A Delta Upsilon representative couldn’t be reached for comment Thursday.
In April, police said two students may have been drugged at a party at the Phi Delta Theta fraternity house. But Tennant later said no drugs or alcohol turned up in lab tests.
And after another party at Phi Delta Theta, a new member was hospitalized with a life-threatening blood-alcohol level. The IFC said the fraternity had held “a competition in which members were separated into teams based on their pledge class years, and were challenged to consume as much hard alcohol as possible.”
Several WSU fraternity and sorority chapters have been disbanded for problems such as rape, sexual assault, hazing and underage drinking.
Interfraternity Council President Nathan Harris said student leaders are “doing whatever we can” to curb such problems through education and intervention. He said members of every WSU fraternity met for more than an hour Wednesday evening to discuss solutions.

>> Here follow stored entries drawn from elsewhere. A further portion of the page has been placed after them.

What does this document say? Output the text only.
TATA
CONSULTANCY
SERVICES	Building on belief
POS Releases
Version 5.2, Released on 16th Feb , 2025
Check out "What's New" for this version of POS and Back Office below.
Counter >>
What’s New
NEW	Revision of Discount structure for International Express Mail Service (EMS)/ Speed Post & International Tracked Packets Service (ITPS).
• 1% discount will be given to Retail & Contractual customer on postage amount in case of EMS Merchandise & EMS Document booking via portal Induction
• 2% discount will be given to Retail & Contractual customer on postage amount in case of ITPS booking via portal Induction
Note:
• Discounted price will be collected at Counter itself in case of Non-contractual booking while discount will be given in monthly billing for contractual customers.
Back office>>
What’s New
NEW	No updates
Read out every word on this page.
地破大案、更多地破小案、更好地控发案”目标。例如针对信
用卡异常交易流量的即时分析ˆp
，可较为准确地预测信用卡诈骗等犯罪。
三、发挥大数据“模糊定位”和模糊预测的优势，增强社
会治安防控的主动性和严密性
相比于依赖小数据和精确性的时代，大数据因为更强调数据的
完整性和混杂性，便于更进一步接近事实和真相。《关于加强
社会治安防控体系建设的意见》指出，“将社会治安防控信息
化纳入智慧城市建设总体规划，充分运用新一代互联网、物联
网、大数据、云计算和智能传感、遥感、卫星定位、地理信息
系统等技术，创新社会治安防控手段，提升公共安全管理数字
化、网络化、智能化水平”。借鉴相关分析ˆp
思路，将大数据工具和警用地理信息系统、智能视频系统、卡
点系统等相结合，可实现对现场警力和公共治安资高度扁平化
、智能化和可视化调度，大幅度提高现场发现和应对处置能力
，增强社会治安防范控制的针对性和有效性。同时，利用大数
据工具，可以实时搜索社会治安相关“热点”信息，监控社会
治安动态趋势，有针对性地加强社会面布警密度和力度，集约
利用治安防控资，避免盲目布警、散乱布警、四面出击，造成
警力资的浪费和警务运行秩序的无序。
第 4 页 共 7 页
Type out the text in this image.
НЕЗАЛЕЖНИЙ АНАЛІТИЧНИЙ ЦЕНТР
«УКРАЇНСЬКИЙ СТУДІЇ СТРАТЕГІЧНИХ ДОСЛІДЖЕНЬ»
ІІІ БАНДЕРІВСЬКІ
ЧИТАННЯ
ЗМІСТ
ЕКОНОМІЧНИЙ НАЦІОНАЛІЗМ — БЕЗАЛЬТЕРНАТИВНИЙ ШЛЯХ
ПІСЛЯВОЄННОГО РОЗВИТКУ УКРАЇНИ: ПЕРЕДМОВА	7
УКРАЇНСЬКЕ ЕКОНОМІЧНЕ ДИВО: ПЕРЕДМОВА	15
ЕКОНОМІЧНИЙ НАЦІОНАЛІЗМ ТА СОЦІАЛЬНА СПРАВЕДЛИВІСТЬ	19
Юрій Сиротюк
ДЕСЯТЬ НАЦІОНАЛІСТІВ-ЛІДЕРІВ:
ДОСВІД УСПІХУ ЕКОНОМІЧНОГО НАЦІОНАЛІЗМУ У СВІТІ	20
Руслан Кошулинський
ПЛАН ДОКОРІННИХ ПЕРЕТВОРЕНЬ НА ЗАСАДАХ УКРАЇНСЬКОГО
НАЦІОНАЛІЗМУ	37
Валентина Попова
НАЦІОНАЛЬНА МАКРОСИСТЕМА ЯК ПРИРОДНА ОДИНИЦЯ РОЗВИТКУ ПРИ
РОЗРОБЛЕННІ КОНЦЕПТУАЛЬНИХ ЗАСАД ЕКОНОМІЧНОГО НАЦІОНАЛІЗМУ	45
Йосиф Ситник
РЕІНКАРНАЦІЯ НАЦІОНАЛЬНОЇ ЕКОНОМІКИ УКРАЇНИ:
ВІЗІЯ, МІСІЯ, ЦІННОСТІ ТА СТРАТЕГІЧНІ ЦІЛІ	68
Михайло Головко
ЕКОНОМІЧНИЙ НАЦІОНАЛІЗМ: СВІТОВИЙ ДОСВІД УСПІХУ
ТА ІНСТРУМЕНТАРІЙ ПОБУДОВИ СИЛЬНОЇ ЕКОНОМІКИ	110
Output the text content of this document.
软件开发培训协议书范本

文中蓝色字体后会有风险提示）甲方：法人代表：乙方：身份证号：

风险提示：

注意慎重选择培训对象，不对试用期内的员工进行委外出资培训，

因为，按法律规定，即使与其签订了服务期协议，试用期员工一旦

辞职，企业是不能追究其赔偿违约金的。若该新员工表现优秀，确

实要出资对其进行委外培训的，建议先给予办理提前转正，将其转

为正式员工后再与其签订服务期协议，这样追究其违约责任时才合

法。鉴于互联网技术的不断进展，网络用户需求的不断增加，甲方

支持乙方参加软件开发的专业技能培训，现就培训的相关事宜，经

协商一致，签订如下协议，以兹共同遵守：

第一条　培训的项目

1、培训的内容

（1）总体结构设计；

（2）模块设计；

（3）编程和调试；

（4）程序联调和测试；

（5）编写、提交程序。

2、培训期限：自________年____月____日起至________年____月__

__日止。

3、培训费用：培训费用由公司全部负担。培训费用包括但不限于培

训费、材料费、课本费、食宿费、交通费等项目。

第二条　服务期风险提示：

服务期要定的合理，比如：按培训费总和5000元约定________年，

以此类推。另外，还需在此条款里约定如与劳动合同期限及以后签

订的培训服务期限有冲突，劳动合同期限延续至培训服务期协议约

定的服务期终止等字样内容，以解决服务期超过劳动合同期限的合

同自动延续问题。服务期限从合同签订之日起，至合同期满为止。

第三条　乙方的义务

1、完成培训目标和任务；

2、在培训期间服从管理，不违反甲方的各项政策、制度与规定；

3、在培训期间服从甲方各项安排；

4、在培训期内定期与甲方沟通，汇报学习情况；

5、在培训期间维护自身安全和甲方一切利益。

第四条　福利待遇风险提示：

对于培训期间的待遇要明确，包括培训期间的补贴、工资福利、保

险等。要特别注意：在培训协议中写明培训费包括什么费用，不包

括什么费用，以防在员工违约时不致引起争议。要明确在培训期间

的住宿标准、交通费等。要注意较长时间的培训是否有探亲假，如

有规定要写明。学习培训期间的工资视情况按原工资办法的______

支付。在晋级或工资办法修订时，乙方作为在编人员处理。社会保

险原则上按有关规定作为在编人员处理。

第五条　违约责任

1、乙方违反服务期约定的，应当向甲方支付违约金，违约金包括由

They plan to require some members to undergo the university’s eight-hour “Green Dot” training sessions, which teach bystanders how to intervene in cases of sexual or domestic violence.
In 2014, then-WSU President Elson Floyd banned alcohol in all Greek houses that house freshmen, citing an “unprecedented number of Greek chapters that have lost recognition in recent years.”
On average, about 10 rapes and 20 sexual assaults were reported to the Pullman Police Department each year from 1997 to 2014, according to data on the department’s website. Experts say most cases of sexual violence go unreported.